Rhiannon Badgett
It is apparent in many genres of literature, and even indefinitely throughout regular aspects of everyone’s life, despite one’s gender, that women seem to run the world as an entity and as a whole. While it is commonly known and frowned upon that men are seen as the “dominant” people of the world while opposed to women themselves, it can be proven that women are redundantly disrespected and not seen as equals due to society’s own insecurities and unwillingness to acknowledge the power that the supposedly “submissive” people of the world hold. A recurring theme throughout the texts we have read this semester would have to be how despite women being seen as an accessory or through a patriarchal lens, they serve a greater purpose throughout these literary texts, that no matter where they are, they’re talked about, sought after, and have always been important to an author despite their own gender.
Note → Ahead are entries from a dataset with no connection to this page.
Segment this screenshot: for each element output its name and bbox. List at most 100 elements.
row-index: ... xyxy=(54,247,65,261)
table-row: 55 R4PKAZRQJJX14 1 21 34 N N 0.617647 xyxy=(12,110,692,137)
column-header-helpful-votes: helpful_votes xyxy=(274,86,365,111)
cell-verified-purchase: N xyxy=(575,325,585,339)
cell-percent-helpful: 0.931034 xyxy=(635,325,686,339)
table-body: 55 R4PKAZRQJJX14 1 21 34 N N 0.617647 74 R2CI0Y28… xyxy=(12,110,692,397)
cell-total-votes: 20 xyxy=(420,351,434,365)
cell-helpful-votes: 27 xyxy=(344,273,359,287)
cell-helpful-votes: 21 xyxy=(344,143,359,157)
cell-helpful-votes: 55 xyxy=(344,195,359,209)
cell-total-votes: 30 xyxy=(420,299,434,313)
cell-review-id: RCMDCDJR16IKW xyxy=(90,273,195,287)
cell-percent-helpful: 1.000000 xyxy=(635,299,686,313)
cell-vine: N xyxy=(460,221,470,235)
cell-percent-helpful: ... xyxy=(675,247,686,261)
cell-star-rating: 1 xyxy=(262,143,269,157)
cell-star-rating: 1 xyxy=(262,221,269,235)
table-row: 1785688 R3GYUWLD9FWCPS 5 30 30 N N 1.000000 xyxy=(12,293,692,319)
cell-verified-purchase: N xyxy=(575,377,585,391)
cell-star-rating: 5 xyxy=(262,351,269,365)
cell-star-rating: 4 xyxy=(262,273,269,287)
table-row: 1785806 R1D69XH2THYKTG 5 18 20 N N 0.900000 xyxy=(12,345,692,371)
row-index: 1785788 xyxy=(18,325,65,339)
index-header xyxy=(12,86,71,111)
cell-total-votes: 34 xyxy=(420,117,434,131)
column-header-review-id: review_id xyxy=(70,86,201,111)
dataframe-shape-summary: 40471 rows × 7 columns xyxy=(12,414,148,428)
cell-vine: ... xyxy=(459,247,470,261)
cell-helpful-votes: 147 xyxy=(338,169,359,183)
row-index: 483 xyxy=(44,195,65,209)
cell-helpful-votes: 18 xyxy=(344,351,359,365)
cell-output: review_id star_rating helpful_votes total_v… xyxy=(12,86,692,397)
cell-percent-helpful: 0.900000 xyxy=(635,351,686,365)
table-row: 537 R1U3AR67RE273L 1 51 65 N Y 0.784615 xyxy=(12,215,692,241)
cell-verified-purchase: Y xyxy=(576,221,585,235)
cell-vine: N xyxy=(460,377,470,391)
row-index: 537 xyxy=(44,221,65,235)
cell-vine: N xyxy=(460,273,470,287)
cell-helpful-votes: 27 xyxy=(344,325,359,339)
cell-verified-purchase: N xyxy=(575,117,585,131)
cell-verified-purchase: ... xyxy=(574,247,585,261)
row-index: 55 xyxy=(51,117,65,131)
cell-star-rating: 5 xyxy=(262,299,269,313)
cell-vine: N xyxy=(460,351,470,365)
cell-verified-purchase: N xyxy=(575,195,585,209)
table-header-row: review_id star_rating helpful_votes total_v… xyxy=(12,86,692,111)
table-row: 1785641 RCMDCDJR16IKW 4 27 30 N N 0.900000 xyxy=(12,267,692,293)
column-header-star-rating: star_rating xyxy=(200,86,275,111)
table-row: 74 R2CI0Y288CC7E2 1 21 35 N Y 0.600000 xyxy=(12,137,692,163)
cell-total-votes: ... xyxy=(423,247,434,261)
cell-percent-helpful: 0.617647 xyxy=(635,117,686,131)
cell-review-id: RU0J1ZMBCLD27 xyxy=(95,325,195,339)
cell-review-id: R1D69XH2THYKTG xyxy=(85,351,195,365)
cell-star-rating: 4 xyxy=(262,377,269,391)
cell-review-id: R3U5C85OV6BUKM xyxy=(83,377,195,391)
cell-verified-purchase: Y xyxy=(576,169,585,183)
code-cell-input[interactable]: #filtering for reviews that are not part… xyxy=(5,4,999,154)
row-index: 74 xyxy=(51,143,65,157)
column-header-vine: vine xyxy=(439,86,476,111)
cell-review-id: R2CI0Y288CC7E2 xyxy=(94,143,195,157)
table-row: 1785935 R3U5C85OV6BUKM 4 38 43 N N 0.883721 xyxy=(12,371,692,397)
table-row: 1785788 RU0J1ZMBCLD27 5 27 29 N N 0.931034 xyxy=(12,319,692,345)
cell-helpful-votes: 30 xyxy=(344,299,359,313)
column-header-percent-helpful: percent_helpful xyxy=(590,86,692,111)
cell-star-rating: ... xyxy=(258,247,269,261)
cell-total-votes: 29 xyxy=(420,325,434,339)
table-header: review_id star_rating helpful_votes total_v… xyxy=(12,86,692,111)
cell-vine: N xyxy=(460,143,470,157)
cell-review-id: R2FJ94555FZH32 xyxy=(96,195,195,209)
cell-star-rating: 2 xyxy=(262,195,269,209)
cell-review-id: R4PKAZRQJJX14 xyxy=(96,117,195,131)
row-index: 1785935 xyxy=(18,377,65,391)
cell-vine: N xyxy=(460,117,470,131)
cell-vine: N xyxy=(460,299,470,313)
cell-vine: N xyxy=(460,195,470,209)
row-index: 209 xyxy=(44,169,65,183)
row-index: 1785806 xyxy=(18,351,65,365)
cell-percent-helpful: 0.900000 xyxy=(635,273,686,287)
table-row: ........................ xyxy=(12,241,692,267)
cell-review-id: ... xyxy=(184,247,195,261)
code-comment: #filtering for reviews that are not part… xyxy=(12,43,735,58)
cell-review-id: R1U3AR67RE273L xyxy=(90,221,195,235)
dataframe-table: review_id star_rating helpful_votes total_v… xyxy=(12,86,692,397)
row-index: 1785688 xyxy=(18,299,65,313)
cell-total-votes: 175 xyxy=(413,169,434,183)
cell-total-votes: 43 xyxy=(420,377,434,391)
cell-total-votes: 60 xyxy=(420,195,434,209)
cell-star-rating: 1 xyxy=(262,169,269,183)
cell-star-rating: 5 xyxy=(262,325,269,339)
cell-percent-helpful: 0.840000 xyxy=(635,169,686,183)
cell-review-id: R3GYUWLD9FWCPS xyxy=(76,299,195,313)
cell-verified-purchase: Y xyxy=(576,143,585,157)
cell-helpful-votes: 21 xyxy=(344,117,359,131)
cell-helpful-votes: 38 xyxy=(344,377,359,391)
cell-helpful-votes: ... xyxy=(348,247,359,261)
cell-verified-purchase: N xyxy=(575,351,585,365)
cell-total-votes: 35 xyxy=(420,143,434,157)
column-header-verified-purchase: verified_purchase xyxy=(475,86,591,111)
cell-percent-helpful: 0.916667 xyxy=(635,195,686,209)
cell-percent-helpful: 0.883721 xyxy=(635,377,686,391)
For example, in Lady Mary Montagu’s Turkish Embassy Letters, she is always aware of the women around her, what they’re dressed like, and their possible motives. She writes, “I know no European court where the ladies would have behaved themselves in so a polite manner to such a stranger” (102). As a wealthy and confused aristocrat, she doesn’t understand the Turkish bathhouses and the over sexualized women who bathe within them (and that basically invited her, too). Yet, she notices that they’re perceived and accepted for what they are, something she might struggle with as someone who is always in the spotlight. Women are continually observed in this text by an author who is a woman due to the way confidence that they have always had regardless of the hardships that are inherently tied to inequality within society. Another example of women being continually sought after and admired due to their awe-inspiring auras and external confidence is within the novel The Travels of Mirza Abu Taleb Khan. He can’t help but criticize the strong and well-built women living within Cape Town, specifically the Dutch women, implying that he deems himself and his friends worthy of having a beautiful or accepted by a society’s standards at the time, perhaps a patriarchal British society. Taleb also believes that his own status and the women he surrounds himself with are intertwined at the seams. It is as if women are one of his main motivations in the novel, that they’re keeping him productive amongst his travels. He writes that he is “…frequently challenged by some beautiful women to replenish my glass” (147). When he writes this, he helps his audience understand that not only does he have the urge to be surrounded by women, but they also wish to be around him too. While he says this humbly and tends to imply how fetishization is a two way street, his own desire to have women around him does not go unnoticed. All in all, one of the main themes that has proven to be redundant amongst the texts we’ve read is that women are a main focal point and drive many of the author’s views, actions, and desires regardless of the author’s gender.